Nonobstant ceci, je t’assure que, pour les raisons que je t’en ai dites, cette tragédie sera toujours plus agréable à lire qu’à ouïr réciter ou, si elle satisfait étant récitée, ce sera quand on l’aura lue, ou qu’on l’aura déjà vu représenter**. Ce que tu ne dois pas trouver étrange, car si quelques pièces réussissent d’abord dans l’action et sur le théâtre, qui sont froides après, et principalement quand on les voit sur le papier et dans le cabinet, qu’est-ce qui empêche qu’il n’y en ait aussi dont la première représentation ne ravisse pas tant, et qui d’ailleurs sont miraculeuses à lire ? Ces vers entrecoupés par plusieurs entreparleurs, qui ont de la grâce dans la bouche des acteurs, ne font qu’embrouiller l’esprit quand ils sont imprimés, comme ces récits longs et historiques, qui viennent souvent à bout de la patience de quelques auditeurs, sont trouvés admirables alors qu’on les considère et qu’on les lit attentivement. Ce n’est donc pas l’oreille qu’il faut prendre pour souverain juge en ces occasions, mais seulement la vue, c’est-à-dire la lecture ; et c’est ici, comme partout ailleurs, qu’un témoin oculaire vaut plus que dix qui n’ont qu’ouï. Aussi Thalès, interrogé de combien l’imposture était éloignée de la vérité, répondit sagement : d’autant que les yeux le sont des oreilles. Et à ce propos tu me permettras de rapporter en passant ce qu’on attribue au Tasse, quoique je l’aie lu autre part, mais je suis bien aise, parlant de lui, de parler avec lui.
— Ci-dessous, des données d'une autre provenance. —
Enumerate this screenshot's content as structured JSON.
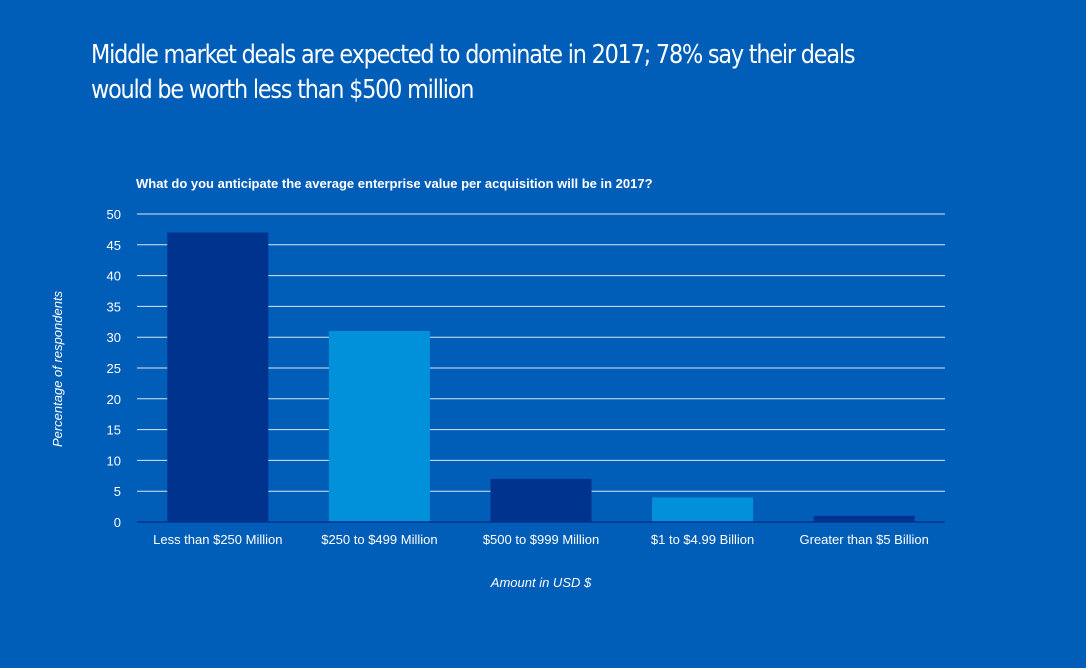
{
  "headline": "Middle market deals are expected to dominate in 2017; 78% say their deals would be worth less than $500 million",
  "colors": {
    "background": "#005eb8",
    "bar_dark": "#00338d",
    "bar_light": "#0091da",
    "text": "#ffffff"
  },
  "chart_data": {
    "type": "bar",
    "title": "What do you anticipate the average enterprise value per acquisition will be in 2017?",
    "xlabel": "Amount in USD $",
    "ylabel": "Percentage of respondents",
    "categories": [
      "Less than $250 Million",
      "$250 to $499 Million",
      "$500 to $999 Million",
      "$1 to $4.99 Billion",
      "Greater than $5 Billion"
    ],
    "values": [
      47,
      31,
      7,
      4,
      1
    ],
    "bar_colors": [
      "#00338d",
      "#0091da",
      "#00338d",
      "#0091da",
      "#00338d"
    ],
    "ylim": [
      0,
      50
    ],
    "yticks": [
      "0",
      "5",
      "10",
      "15",
      "20",
      "25",
      "30",
      "35",
      "40",
      "45",
      "50"
    ],
    "grid": true,
    "legend": "none"
  }
}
Comme on lui demandait pourquoi Homère avait feint que les songes vrais venaient à nous par la porte de corne, et ceux qui étaient faux par la porte d’ivoire, il dit que par la corne il fallait entendre l’œil, à cause de leur ressemblance en couleur (j’ajouterai que même une de ses tuniques s’appelle cornée) et que par l’ivoire, les dents nous étaient signifiées à cause de leur blancheur et de leur matière pareille à l’ivoire ; enfin qu’Homère nous enseignait par là qu’on pouvait seulement juger avec certitude de ce que nous voyions nous-mêmes, et non pas toujours de ce que nous entendions de la bouche d’autrui ; que si cela doit avoir lieu quelque part, c’est particulièrement dans la poésie, témoin celui qui allant réciter d’un mauvais ton des vers de Malherbe, disait : « Écoutez les plus méchants vers du monde », et les allant bien réciter, « Écoutez les plus excellents qui furent jamais ».[...]
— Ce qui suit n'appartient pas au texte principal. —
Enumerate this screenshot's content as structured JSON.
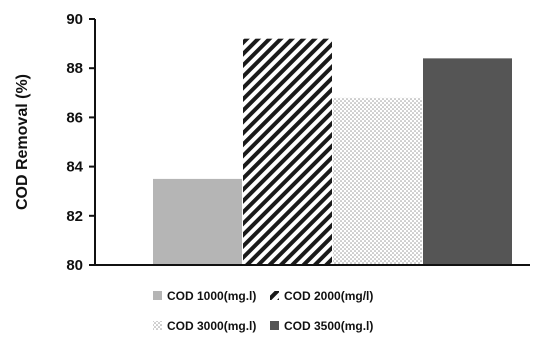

Après le personnage d’Alvide suit celui de Torrismond, où tu considéreras ce cruel combat qu’il ressent dans l’âme pour avoir trahi Germon et pour ne pouvoir quitter Alvide, la peine où le met l’arrivée et la présence de son ami, celle où il est, découvrant que Rosmonde n’est pas sa sœur, apprenant qu’il a commis un inceste, et voyant Alvide morte. Mais quoi, si tu l’as vu représenter à notre Roscius français (car il est bien aussi honnête homme, et hante bien d’aussi honnêtes gens que l’autre), cet homme qui parle de tout le corps et qui fait trouver une narration de deux cents vers trop courte, et particulièrement si tu as remarqué ces discours ambigus et artificieux qu’il tient lorsqu’on lui annonce la venue de Germon ou qu’il parle à lui-même, et comme il montre deux visages, ainsi qu’il a deux cœurs, l’un pour son ami et l’autre pour sa maîtresse, tu confesseras que s’il ne se peut rien ajouter à son action. Aussi ne saurait-on rien désirer dans son personnage.